Solitary Confinement

Last year I had the opportunity to attend a conference and be apart of important changes to the Youth Criminal Justice Act and the Mental Health Act.

I am reminded of that conference experience when I read the article in the Globe and Mail titled Prisons grapple with increase in mentally ill female inmates.

The one thing that I would have liked to see included in that article would be the numbers of those women and their corresponding ethnic/racial background.

I only say this because in another article on another website I discovered in my research for my upcoming political science essay, I found this quote:

“In 2004, Renée was the first woman in Canada to be placed on the Management Protocol (MP), a punitive system which involves prolonged periods in solitary confinement…Currently, the four women on the MP are all Aboriginal women. Locked up for 23 hours per day in cells approximately 8′ x 12′, with access to an exercise yard of c.15 x 12 metres for the remaining hour, they have very restricted physical outlet for pent-up emotion..

This above quote was taken from the article titled, “Oppose Dangerous Offender Designation for Indigenous Women” on the Institute for the Advancement of Aboriginal Women website.

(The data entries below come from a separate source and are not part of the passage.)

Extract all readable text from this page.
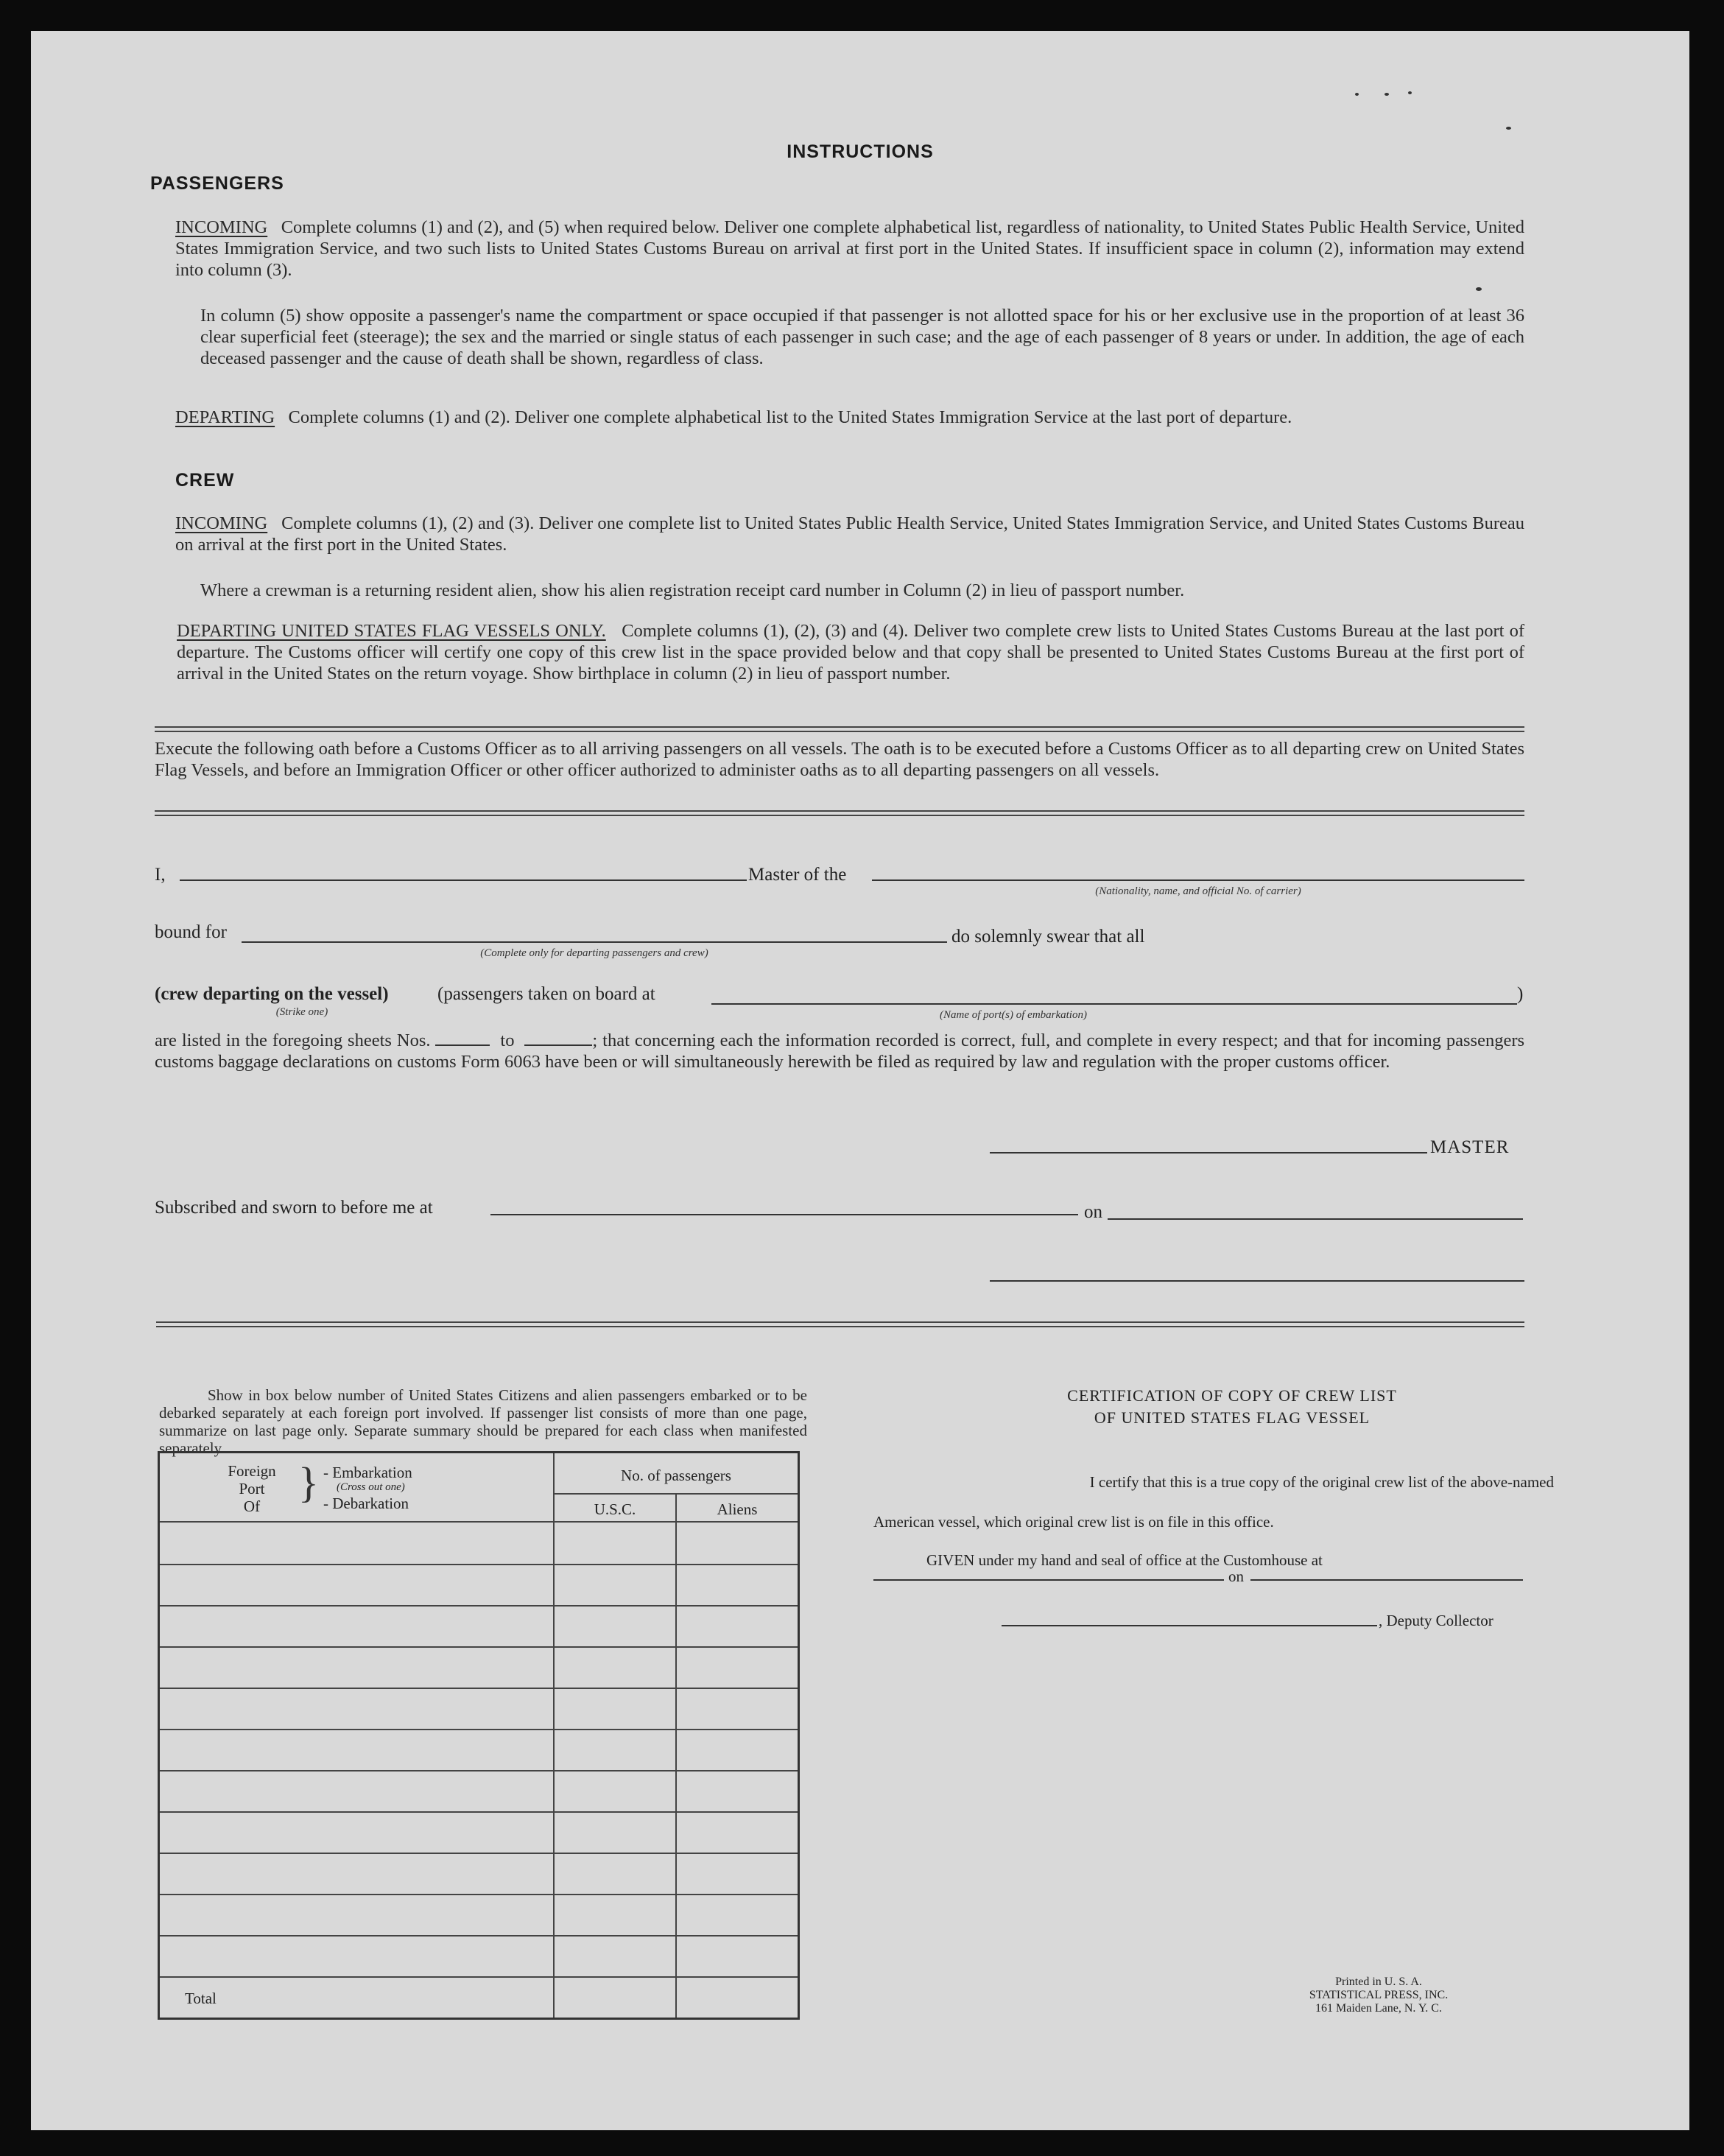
INSTRUCTIONS
PASSENGERS
INCOMING Complete columns (1) and (2), and (5) when required below. Deliver one complete alphabetical list, regardless of nationality, to United States Public Health Service, United States Immigration Service, and two such lists to United States Customs Bureau on arrival at first port in the United States. If insufficient space in column (2), information may extend into column (3).
In column (5) show opposite a passenger's name the compartment or space occupied if that passenger is not allotted space for his or her exclusive use in the proportion of at least 36 clear superficial feet (steerage); the sex and the married or single status of each passenger in such case; and the age of each passenger of 8 years or under. In addition, the age of each deceased passenger and the cause of death shall be shown, regardless of class.
DEPARTING Complete columns (1) and (2). Deliver one complete alphabetical list to the United States Immigration Service at the last port of departure.
CREW
INCOMING Complete columns (1), (2) and (3). Deliver one complete list to United States Public Health Service, United States Immigration Service, and United States Customs Bureau on arrival at the first port in the United States.
Where a crewman is a returning resident alien, show his alien registration receipt card number in Column (2) in lieu of passport number.
DEPARTING UNITED STATES FLAG VESSELS ONLY. Complete columns (1), (2), (3) and (4). Deliver two complete crew lists to United States Customs Bureau at the last port of departure. The Customs officer will certify one copy of this crew list in the space provided below and that copy shall be presented to United States Customs Bureau at the first port of arrival in the United States on the return voyage. Show birthplace in column (2) in lieu of passport number.
Execute the following oath before a Customs Officer as to all arriving passengers on all vessels. The oath is to be executed before a Customs Officer as to all departing crew on United States Flag Vessels, and before an Immigration Officer or other officer authorized to administer oaths as to all departing passengers on all vessels.
I,	Master of the
(Nationality, name, and official No. of carrier)
bound for
(Complete only for departing passengers and crew)
do solemnly swear that all
(crew departing on the vessel)
(Strike one)
(passengers taken on board at	)
(Name of port(s) of embarkation)
are listed in the foregoing sheets Nos.	to	; that concerning each the information recorded is correct, full, and complete in every respect; and that for incoming passengers customs baggage declarations on customs Form 6063 have been or will simultaneously herewith be filed as required by law and regulation with the proper customs officer.
MASTER
Subscribed and sworn to before me at	on
Show in box below number of United States Citizens and alien passengers embarked or to be debarked separately at each foreign port involved. If passenger list consists of more than one page, summarize on last page only. Separate summary should be prepared for each class when manifested separately.
Foreign
Port
Of } - Embarkation
(Cross out one)
- Debarkation
No. of passengers
U.S.C.	Aliens
Total
CERTIFICATION OF COPY OF CREW LIST
OF UNITED STATES FLAG VESSEL
I certify that this is a true copy of the original crew list of the above-named
American vessel, which original crew list is on file in this office.
GIVEN under my hand and seal of office at the Customhouse at
on
, Deputy Collector
Printed in U. S. A.
STATISTICAL PRESS, INC.
161 Maiden Lane, N. Y. C.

At the time this article was written (November 10, 2010), it states that the only four women on the MP (in solitary confinement) are Aboriginal. In the Globe and Mail article it states,

Women in maximum security, who often suffer the most serious mental problems, are not permitted to enter in-prison psychiatric units because they are deemed too dangerous.

I wonder if there is a connection or correlation to the number of women in prison and their ethnic background/mental health issues. In other words, are there are a high rate of Aboriginal women in prison who have mental health issues in solitary confinement/isolation cells?

As an Aboriginal woman, I would like to see that issue explored more.